La última reciente sesión tuvo como objeto una de las sentencias sobre el popularizado ‘procés’: la 259/2025, que correspondió analizar al profesor Martínez Muñoz. No era para mí nada novedosa, porque me cupo el honor de ser su ponente. Salió por unanimidad, gracias a haber sido consensuada previamente por una reducida comisión de magistrados, que coordinaba Cándido Conde-Pumpido. Al releer su texto, tropecé con las raíces del ‘relato’ en todo su esplendor.

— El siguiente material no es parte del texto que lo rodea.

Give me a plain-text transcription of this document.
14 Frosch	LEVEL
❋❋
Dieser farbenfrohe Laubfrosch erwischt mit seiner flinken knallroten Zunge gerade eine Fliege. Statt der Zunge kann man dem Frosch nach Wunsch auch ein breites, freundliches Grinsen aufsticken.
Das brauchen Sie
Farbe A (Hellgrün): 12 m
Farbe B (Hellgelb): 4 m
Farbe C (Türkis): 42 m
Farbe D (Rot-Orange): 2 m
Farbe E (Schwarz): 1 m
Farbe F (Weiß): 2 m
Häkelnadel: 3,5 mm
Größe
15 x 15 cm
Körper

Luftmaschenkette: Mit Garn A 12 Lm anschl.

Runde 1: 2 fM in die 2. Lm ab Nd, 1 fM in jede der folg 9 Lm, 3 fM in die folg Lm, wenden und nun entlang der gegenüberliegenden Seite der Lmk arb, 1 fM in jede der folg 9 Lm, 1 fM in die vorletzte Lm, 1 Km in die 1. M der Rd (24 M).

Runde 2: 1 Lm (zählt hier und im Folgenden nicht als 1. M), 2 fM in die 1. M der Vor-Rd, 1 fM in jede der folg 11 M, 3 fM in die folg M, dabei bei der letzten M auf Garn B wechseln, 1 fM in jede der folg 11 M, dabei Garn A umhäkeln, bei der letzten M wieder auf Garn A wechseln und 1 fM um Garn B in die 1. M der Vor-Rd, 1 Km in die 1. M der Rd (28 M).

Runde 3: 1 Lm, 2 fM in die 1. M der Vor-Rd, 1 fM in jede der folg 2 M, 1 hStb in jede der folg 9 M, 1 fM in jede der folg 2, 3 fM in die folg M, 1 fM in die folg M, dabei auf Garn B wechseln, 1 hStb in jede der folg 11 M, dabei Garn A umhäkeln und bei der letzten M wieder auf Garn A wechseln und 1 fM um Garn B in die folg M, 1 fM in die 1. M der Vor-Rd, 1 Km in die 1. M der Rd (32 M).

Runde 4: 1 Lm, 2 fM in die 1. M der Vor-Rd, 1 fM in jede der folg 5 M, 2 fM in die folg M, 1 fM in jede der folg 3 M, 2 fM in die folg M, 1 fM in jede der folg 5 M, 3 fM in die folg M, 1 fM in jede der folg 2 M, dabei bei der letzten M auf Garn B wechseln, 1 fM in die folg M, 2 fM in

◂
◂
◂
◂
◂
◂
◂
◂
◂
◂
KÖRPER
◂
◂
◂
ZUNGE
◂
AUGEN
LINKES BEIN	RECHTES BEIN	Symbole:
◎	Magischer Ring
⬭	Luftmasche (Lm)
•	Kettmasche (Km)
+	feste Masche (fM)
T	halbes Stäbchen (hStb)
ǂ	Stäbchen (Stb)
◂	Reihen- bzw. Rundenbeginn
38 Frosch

Las alegaciones del Parlamento catalán afirmaban que lo que habían afanosamente debatido –y votado– no tenía ‘naturaleza jurídica’ y, en consecuencia, no podía ser objeto de recurso alguno. Se trataba de meras aspiraciones ‘políticas’, sin mayor trascendencia; o sea, una malversación de fondos públicos en toda regla, porque un parlamento no es un ateneo.
Prueba de lo falso del argumentario es que no ha faltado quien afirme que no es necesario declarar la independencia de Cataluña. Bastaría con ejecutar la que ya se votó en histórica sesión. La ventaja de los relatos es que se prestan a resurrecciones o incluso –por lo que se ve– a reencarnaciones. Al parecer, en aquella ocasión sí que tenía naturaleza jurídica. Que tan gloriosa circunstancia durara lo que duró, terminando en las fugitivas tinieblas de un portamaletas, es mera anécdota; porque un relato lo aguanta todo.

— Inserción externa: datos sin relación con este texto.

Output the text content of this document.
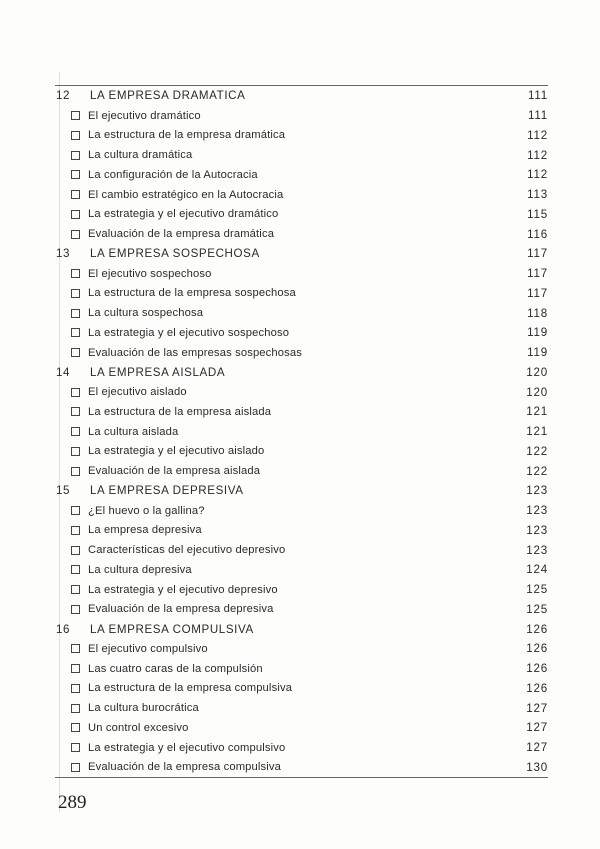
12	LA EMPRESA DRAMATICA	111
El ejecutivo dramático	111
La estructura de la empresa dramática	112
La cultura dramática	112
La configuración de la Autocracia	112
El cambio estratégico en la Autocracia	113
La estrategia y el ejecutivo dramático	115
Evaluación de la empresa dramática	116
13	LA EMPRESA SOSPECHOSA	117
El ejecutivo sospechoso	117
La estructura de la empresa sospechosa	117
La cultura sospechosa	118
La estrategia y el ejecutivo sospechoso	119
Evaluación de las empresas sospechosas	119
14	LA EMPRESA AISLADA	120
El ejecutivo aislado	120
La estructura de la empresa aislada	121
La cultura aislada	121
La estrategia y el ejecutivo aislado	122
Evaluación de la empresa aislada	122
15	LA EMPRESA DEPRESIVA	123
¿El huevo o la gallina?	123
La empresa depresiva	123
Características del ejecutivo depresivo	123
La cultura depresiva	124
La estrategia y el ejecutivo depresivo	125
Evaluación de la empresa depresiva	125
16	LA EMPRESA COMPULSIVA	126
El ejecutivo compulsivo	126
Las cuatro caras de la compulsión	126
La estructura de la empresa compulsiva	126
La cultura burocrática	127
Un control excesivo	127
La estrategia y el ejecutivo compulsivo	127
Evaluación de la empresa compulsiva	130
289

Volviendo al filtrado borrador de la Comisión veneciana, es de alabar el rigor de su planteamiento. Heredando las maneras de los tribunales constitucionales, muestra un particular respeto a las competencias ajenas. Deja bien claro que no pretende establecer si la amnistía puede considerarse legal; para eso ya está el parlamento español. Tampoco pretende pronunciarse sobre la constitucionalidad de la medida, porque «le corresponde decidir al Tribunal Constitucional». Posibles cuestiones prejudiciales ante el Tribunal de la Unión Europea convierten en lejano su entrada en juego, aunque los diseñadores de relatos den ya por hecho que contarán con siete votos que suscriban su guión.
No deja de ser significativo que, después de no poco esfuerzo por encontrar algo que sonara a positivo en la huidiza proposición de ley –los proyectos de ley son más rígidos y entorpecen los relatos–, lo único con aire positivo que cabe encontrar en el dictamen de la Comisión es que «la unidad nacional y la reconciliación social y política son objetivos legítimos». Tras aludir a tan bellísimo buen deseo, pasa luego a ir desgranando los escasos motivos disponibles para poderse tomar en serio tal propósito; cuando lo que se postula es una unilateral fragmentación.

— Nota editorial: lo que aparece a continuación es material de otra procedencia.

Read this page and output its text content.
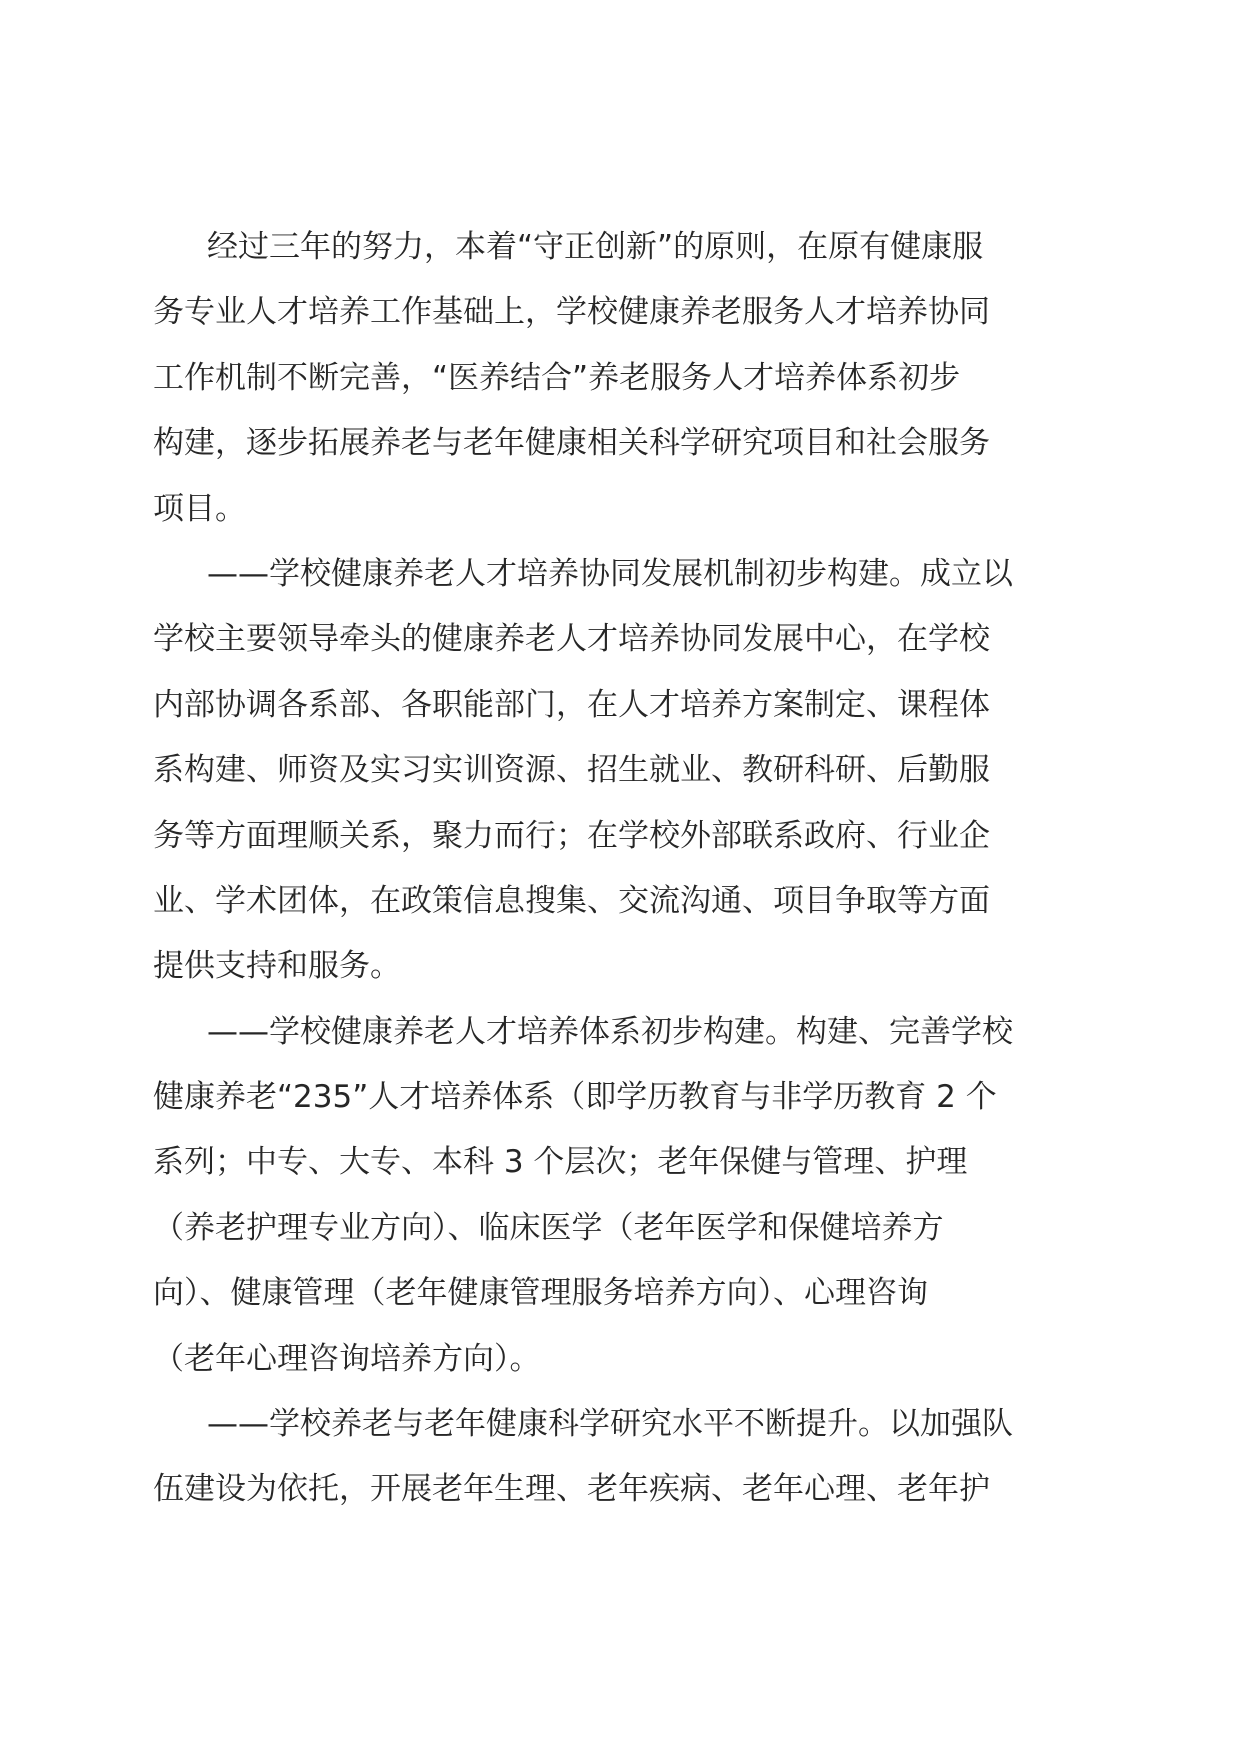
经过三年的努力，本着“守正创新”的原则，在原有健康服
务专业人才培养工作基础上，学校健康养老服务人才培养协同
工作机制不断完善，“医养结合”养老服务人才培养体系初步
构建，逐步拓展养老与老年健康相关科学研究项目和社会服务
项目。

——学校健康养老人才培养协同发展机制初步构建。成立以
学校主要领导牵头的健康养老人才培养协同发展中心，在学校
内部协调各系部、各职能部门，在人才培养方案制定、课程体
系构建、师资及实习实训资源、招生就业、教研科研、后勤服
务等方面理顺关系，聚力而行；在学校外部联系政府、行业企
业、学术团体，在政策信息搜集、交流沟通、项目争取等方面
提供支持和服务。

——学校健康养老人才培养体系初步构建。构建、完善学校
健康养老“235”人才培养体系（即学历教育与非学历教育 2 个
系列；中专、大专、本科 3 个层次；老年保健与管理、护理
（养老护理专业方向）、临床医学（老年医学和保健培养方
向）、健康管理（老年健康管理服务培养方向）、心理咨询
（老年心理咨询培养方向）。

——学校养老与老年健康科学研究水平不断提升。以加强队
伍建设为依托，开展老年生理、老年疾病、老年心理、老年护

Pero los relatores prefieren hacer autostop a la góndola, confiando mucho –quizá demasiado– en el más que moderado afán de lectura del español medio. Con poco realismo, han apostado por que el estruendo de la caricatura de borrador disparada por los conductos informativos gubernamentales anulara cualquier intento de acabar contándole al ciudadano lo que la Comisión había dicho en toda su integridad. Pude comprobarlo cuando una realmente insigne jurista –demasiado atareada para disfrutar del periodismo de detalle– me reconoció que lo había dado por avalado; tras recibir tal mensaje ‘informativo’ de una televisión de turno.
No resulta inocua la advertencia de la Comisión de que el criterio para aplicar una amnistía «no esté diseñado para cubrir a individuos específicos»; cuando es de todos bien sabido que de lo que se trata es de comprar siete votos; por si a alguien se le ha olvidado, se nos recuerda ahora que Sánchez va a modificar su proposición de ley para ofrecer garantías a Junts. Situación no muy acorde con la observación veneciana, que –por si fuera poco– considera oportuno recordar que el Comité de Derechos Humanos de las Naciones Unidas pone en guardia ante la posibilidad de que los perpetradores o las instituciones responsables se concedan a sí mismos o a sus miembros inmunidad procesal; aunque solo lo considere habitual en vísperas de una transición política, que no parece ser nuestro caso.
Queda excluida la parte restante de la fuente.